7. Environmental and Economic Costs Finally, a growing ethical concern: even if larger models are more sample-efficient, they often require disproportionately more energy and infrastructure to train. The scaling laws say nothing about cost-efficiency or sustainability. A model trained at optimal compute may still be environmentally unsustainable or economically inaccessible, raising critical questions about democratization, regulation, and responsible deployment.

Conclusion

"Scaling Laws for Neural Language Models" provides a simple yet powerful framework: bigger models trained carefully with modest data increases deliver better performance — predictably.

This empirical blueprint has guided the most successful developments in AI over the past few years and will likely continue to do so. Understanding these scaling behaviors allows researchers and engineers to plan more effectively, avoid costly inefficiencies, and push the boundaries of what AI can achieve.

At its core, this work suggests a tantalizing possibility: that progress in AI, once thought to be governed by unpredictable breakthroughs, might instead be navigated smoothly and methodically — if only we scale wisely.

References

[1] Kaplan, J., McCandlish, S., Henighan, T., Brown, T. B., Chess, B., Child, R., ... & Amodei, D. (2020). Scaling laws for neural language models. arXiv preprint arXiv:2001.08361.

[2] Brown, T., Mann, B., Ryder, N., Subbiah, M., Kaplan, J. D., Dhariwal, P., ... & Amodei, D. (2020). Language models are few-shot learners. Advances in neural information processing systems, 33, 1877-1901.

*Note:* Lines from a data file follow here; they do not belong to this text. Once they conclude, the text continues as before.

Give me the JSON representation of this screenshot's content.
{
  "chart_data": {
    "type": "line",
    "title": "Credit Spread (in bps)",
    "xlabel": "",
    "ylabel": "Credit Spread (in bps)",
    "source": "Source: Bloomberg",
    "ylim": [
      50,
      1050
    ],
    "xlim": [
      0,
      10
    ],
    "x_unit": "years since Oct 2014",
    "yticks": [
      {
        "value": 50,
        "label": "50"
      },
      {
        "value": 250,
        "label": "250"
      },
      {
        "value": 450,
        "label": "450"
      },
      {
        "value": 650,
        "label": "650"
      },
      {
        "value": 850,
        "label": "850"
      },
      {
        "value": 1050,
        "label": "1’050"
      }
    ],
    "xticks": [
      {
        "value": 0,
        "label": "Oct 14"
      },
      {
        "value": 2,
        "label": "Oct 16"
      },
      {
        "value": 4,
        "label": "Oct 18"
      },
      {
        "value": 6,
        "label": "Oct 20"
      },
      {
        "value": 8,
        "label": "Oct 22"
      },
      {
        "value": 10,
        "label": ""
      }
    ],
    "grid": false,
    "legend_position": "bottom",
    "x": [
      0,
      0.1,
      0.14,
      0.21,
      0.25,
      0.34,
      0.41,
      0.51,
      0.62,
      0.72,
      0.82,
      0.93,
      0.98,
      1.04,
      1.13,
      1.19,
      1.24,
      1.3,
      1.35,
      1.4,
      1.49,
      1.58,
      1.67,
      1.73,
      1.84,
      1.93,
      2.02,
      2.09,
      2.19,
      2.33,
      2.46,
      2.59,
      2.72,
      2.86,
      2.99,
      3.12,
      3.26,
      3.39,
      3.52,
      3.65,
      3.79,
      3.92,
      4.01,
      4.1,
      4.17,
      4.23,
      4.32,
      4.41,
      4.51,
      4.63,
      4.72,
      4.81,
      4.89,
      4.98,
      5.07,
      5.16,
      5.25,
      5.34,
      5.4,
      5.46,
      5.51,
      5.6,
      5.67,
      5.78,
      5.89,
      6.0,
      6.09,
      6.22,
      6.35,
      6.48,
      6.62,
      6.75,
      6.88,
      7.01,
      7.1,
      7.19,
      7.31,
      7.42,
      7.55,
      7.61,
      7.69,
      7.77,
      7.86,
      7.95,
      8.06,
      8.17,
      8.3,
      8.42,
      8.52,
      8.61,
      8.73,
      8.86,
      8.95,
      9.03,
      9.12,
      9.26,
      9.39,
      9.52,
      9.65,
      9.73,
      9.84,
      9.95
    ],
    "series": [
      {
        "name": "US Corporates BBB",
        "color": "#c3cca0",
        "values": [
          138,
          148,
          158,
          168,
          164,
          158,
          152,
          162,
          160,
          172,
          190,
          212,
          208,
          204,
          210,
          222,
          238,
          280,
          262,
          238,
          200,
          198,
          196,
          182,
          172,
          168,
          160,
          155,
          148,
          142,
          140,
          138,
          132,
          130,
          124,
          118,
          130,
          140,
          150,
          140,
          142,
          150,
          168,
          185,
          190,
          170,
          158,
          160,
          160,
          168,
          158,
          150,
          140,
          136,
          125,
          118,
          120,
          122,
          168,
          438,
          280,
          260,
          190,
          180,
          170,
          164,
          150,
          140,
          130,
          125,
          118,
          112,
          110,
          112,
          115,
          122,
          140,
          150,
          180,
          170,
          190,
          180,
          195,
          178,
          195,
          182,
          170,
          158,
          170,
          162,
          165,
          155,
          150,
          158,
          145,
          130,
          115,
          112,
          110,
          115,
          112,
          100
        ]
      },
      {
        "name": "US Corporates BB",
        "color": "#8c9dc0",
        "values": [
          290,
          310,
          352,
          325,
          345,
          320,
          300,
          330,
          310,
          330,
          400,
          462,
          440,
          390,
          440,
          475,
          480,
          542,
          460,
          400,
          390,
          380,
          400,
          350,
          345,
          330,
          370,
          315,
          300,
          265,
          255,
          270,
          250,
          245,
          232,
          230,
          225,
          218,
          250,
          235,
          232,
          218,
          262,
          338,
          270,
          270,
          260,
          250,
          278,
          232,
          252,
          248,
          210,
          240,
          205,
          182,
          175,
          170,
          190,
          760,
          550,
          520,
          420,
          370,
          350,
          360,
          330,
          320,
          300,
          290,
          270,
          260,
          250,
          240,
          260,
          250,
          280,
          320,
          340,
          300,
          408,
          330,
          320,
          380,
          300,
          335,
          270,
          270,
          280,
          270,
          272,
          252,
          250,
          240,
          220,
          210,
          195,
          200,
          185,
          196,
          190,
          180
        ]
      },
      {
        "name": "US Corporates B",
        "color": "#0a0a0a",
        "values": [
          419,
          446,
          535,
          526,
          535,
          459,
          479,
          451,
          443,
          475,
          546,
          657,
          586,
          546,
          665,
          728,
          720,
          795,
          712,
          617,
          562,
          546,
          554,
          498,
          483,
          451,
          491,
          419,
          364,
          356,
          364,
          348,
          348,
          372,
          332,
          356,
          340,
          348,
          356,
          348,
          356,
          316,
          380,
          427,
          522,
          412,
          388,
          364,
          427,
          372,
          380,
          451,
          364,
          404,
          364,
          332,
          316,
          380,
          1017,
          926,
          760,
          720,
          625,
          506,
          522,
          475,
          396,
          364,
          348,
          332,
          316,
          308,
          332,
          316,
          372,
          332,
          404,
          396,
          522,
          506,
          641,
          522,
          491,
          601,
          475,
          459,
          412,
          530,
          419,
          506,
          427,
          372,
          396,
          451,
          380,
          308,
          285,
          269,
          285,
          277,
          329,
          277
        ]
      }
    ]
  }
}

[3] Hoffmann, J., Borgeaud, S., Mensch, A., Buchatskaya, E., Cai, T., Rutherford, E., ... & Sifre, L. (2022). Training compute-optimal large language models. arXiv preprint arXiv:2203.15556.

[4] Henighan, T., Kaplan, J., Katz, M., Chen, M., Hesse, C., Jackson, J., ... & McCandlish, S. (2020). Scaling laws for autoregressive generative modeling. arXiv preprint arXiv:2010.14701.

[5] Rae, J. W., Borgeaud, S., Cai, T., Millican, K., Hoffmann, J., Song, F., ... & Irving, G. (2021). Scaling language models: Methods, analysis & insights from training gopher. arXiv preprint arXiv:2112.11446.

[6] Chowdhery, A., Narang, S., Devlin, J., Bosma, M., Mishra, G., Roberts, A., ... & Fiedel, N. (2023). Palm: Scaling language modeling with pathways. Journal of Machine Learning Research, 24(240), 1-113.